Vigilia Castiglione-Padova, Parlato: “Teniamo tutti alla poule scudetto, ma dovremo abbattere il loro muretto difensivo”

Vigilia Castiglione-Padova, Parlato: “Teniamo tutti alla poule scudetto, ma dovremo abbattere il loro muretto difensivo”

Un modo per mettere la ciliegina sulla torta ad un campionato trionfale, l’opportunità  di apporre la lode su una stagione che il dieci in pagella l’ha già  ottenuto ormai da un mese: questo può rappresentare per il Padova la poule scudetto che prenderà  il via domani pomeriggio (ore 16.00) a Castiglione delle Stiviere.

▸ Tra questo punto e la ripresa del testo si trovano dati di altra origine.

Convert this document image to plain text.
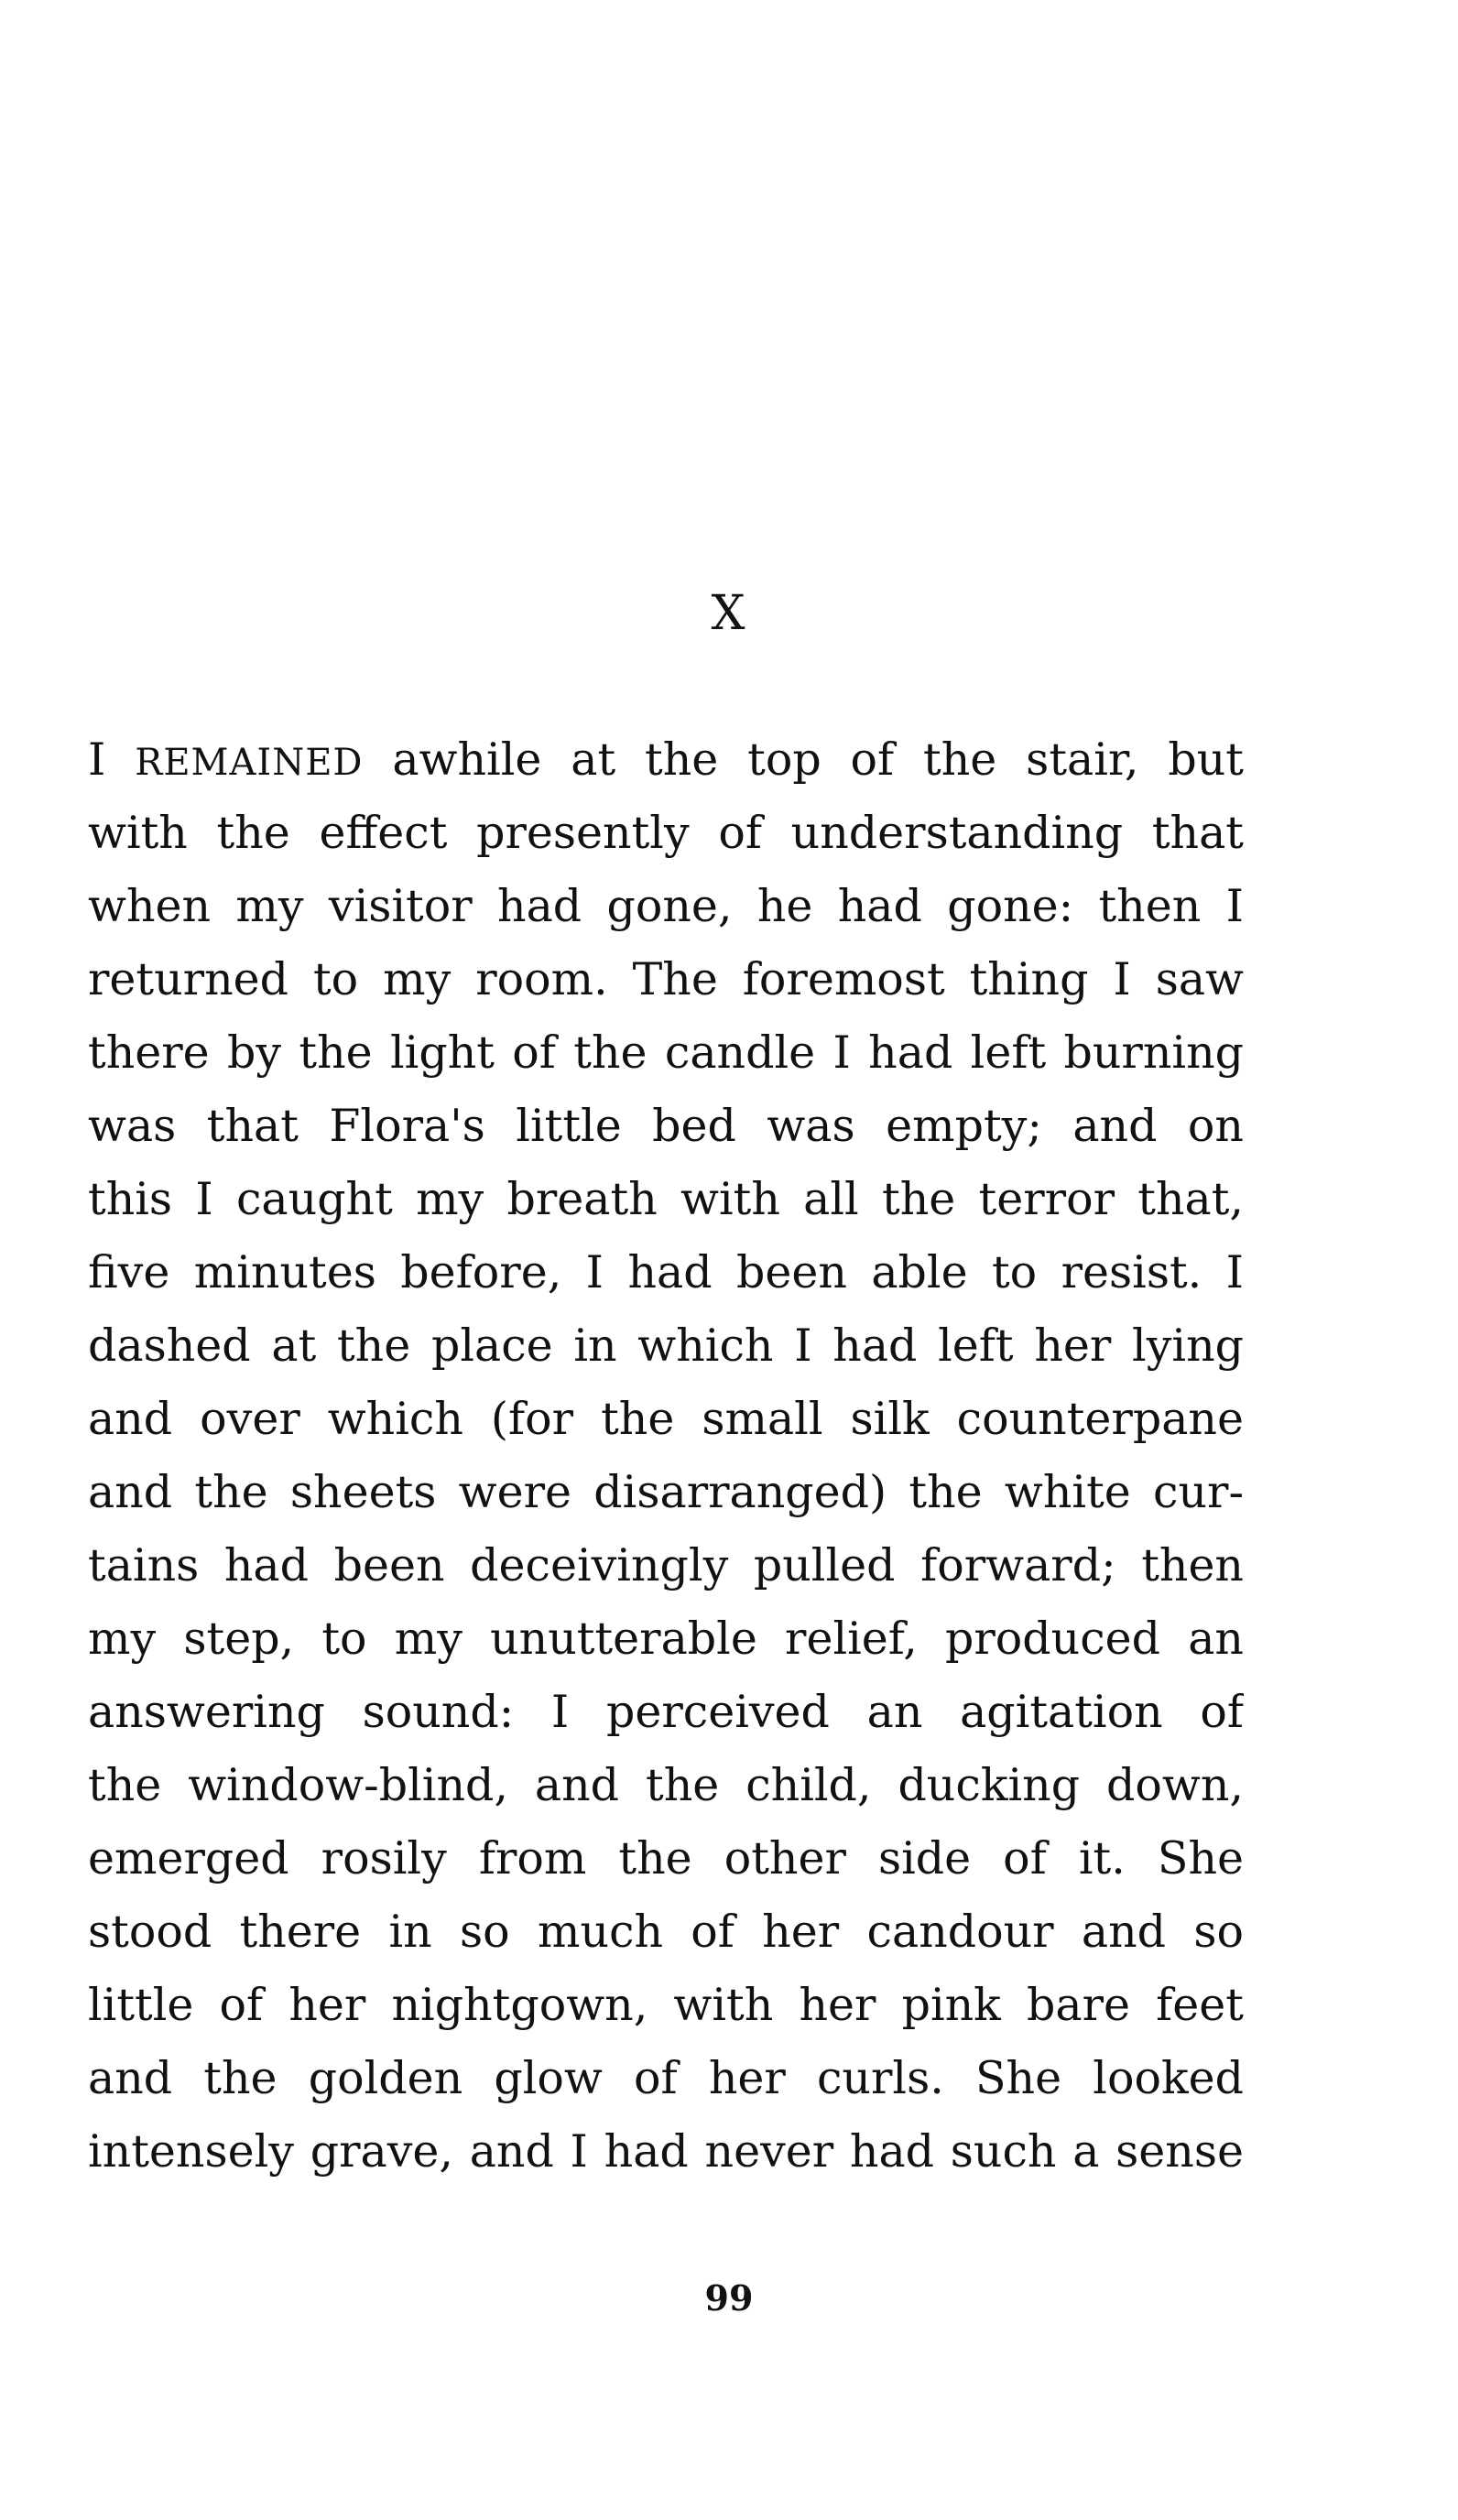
X
I REMAINED awhile at the top of the stair, but
with the effect presently of understanding that
when my visitor had gone, he had gone: then I
returned to my room. The foremost thing I saw
there by the light of the candle I had left burning
was that Flora's little bed was empty; and on
this I caught my breath with all the terror that,
five minutes before, I had been able to resist. I
dashed at the place in which I had left her lying
and over which (for the small silk counterpane
and the sheets were disarranged) the white cur-
tains had been deceivingly pulled forward; then
my step, to my unutterable relief, produced an
answering sound: I perceived an agitation of
the window-blind, and the child, ducking down,
emerged rosily from the other side of it. She
stood there in so much of her candour and so
little of her nightgown, with her pink bare feet
and the golden glow of her curls. She looked
intensely grave, and I had never had such a sense
99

“Già  che siamo in pista, balliamo!”: è così riassumibile il Parlato-pensiero riguardo ad una competizione che lo ha già  visto vincitore la scorsa stagione alla guida del Pordenone. “Tutti quanti qui teniamo a questa competizione – dichiara il tecnico napoletano al termine dell’odierna rifinitura dell’Appiani. D’altra parte, perché non aggiungere un trofeo in più alla nostra bacheca? Inevitabilmente alcune motivazioni saranno inferiori rispetto al campionato appena terminato, ma in questi giorni abbiamo preparato la partita con un piglio diverso rispetto alle ultime settimane e dovremo calarci bene nella parte mettendo come sempre il massimo impegno in campo. Ci vorrà  grande attenzione lungo tutti i novanta minuti perché la qualità  che incontreremo nel corso di questa poule scudetto sarà  molto alta, per cui c’è il rischio di subire gol anche al primo errore commesso. Il Castiglione è una squadra giovane e dinamica che può contare su un ottimo attaccante come Cristofoli, il capocannoniere del girone B, ma attorno a lui agiscono ottimi elementi tra cui l’esperto Cazzamalli, mentre in difesa c’è Dallamano, mio compagno ai tempi del Mantova. Quello del Castiglione è un 5-3-1-1 molto ordinato e molto caparbio: dovremo presentarci in campo col piccone per riuscire a rompere il loro muretto difensivo, che è bello solido. Nel corso del campionato, si sono contesi il primato con il Seregno, il Lecco e l’Olginatese, ma non sono stati stabilmente al primo posto, riuscendo a staccare la concorrenza solo alla distanza, inanellando risultati importanti nel girone di ritorno. Mi farà  piacere tornare nel mantovano, lì ho giocato una stagione (la 2000-2001 n.d.r.) da titolare e da capitano e mi sono trovato molto molto bene. Come Padova, anche Mantova è una città  che vive di calcio. La vittoria dell’anno scorso? Erano tutti contro il Pordenone, stavolta saranno tutti contro il Padova: ben venga, cerchiamo di diventare antipatici. Un anno fa avevo ottenuto quattro punti nel triangolare, poi superato la semifinale ai rigori contro la Lucchese ed infine vinto la finale con la Lupa Roma. L’esperienza di alcuni elementi che l’anno scorso erano con me può senza dubbio rappresentare un vantaggio, ma bisognerà  sfruttarla al meglio preparando bene la partita sotto tutti i punti di vista. La migliore tra Castiglione e Cuneo? Non saprei, sono due squadre diverse: il Cuneo è più esperto, il Castiglione più giovane, ed hanno due moduli completamente diversi”.

Per quanto riguarda infine il possibile undici titolare che scenderà  in campo al “Lusetti”, non convocato Amirante che sta recuperando senza affrettare i tempi da un’infiammazione al ginocchio, il terminale offensivo biancoscudato sarà  Emil Zubin. Alle sue spalle, spazio al trio Ilari-Cunico-Dionisi, con l’ex Pordenone a prendere il posto di Petrilli, che in settimana ha saltato qualche allenamento a causa di lievi acciacchi fisici. In mediana, Segato favorito su Nichele per un posto al fianco di Mazzocco, mentre in difesa è il toto-terzini: Degrassi o Salvadori a sinistra? Busetto o Bortot a destra? E’ lo stesso Parlato a dare le percentuali: “50 e 50, tutti devono stare in campana, pronti a giocare, come dico sempre”.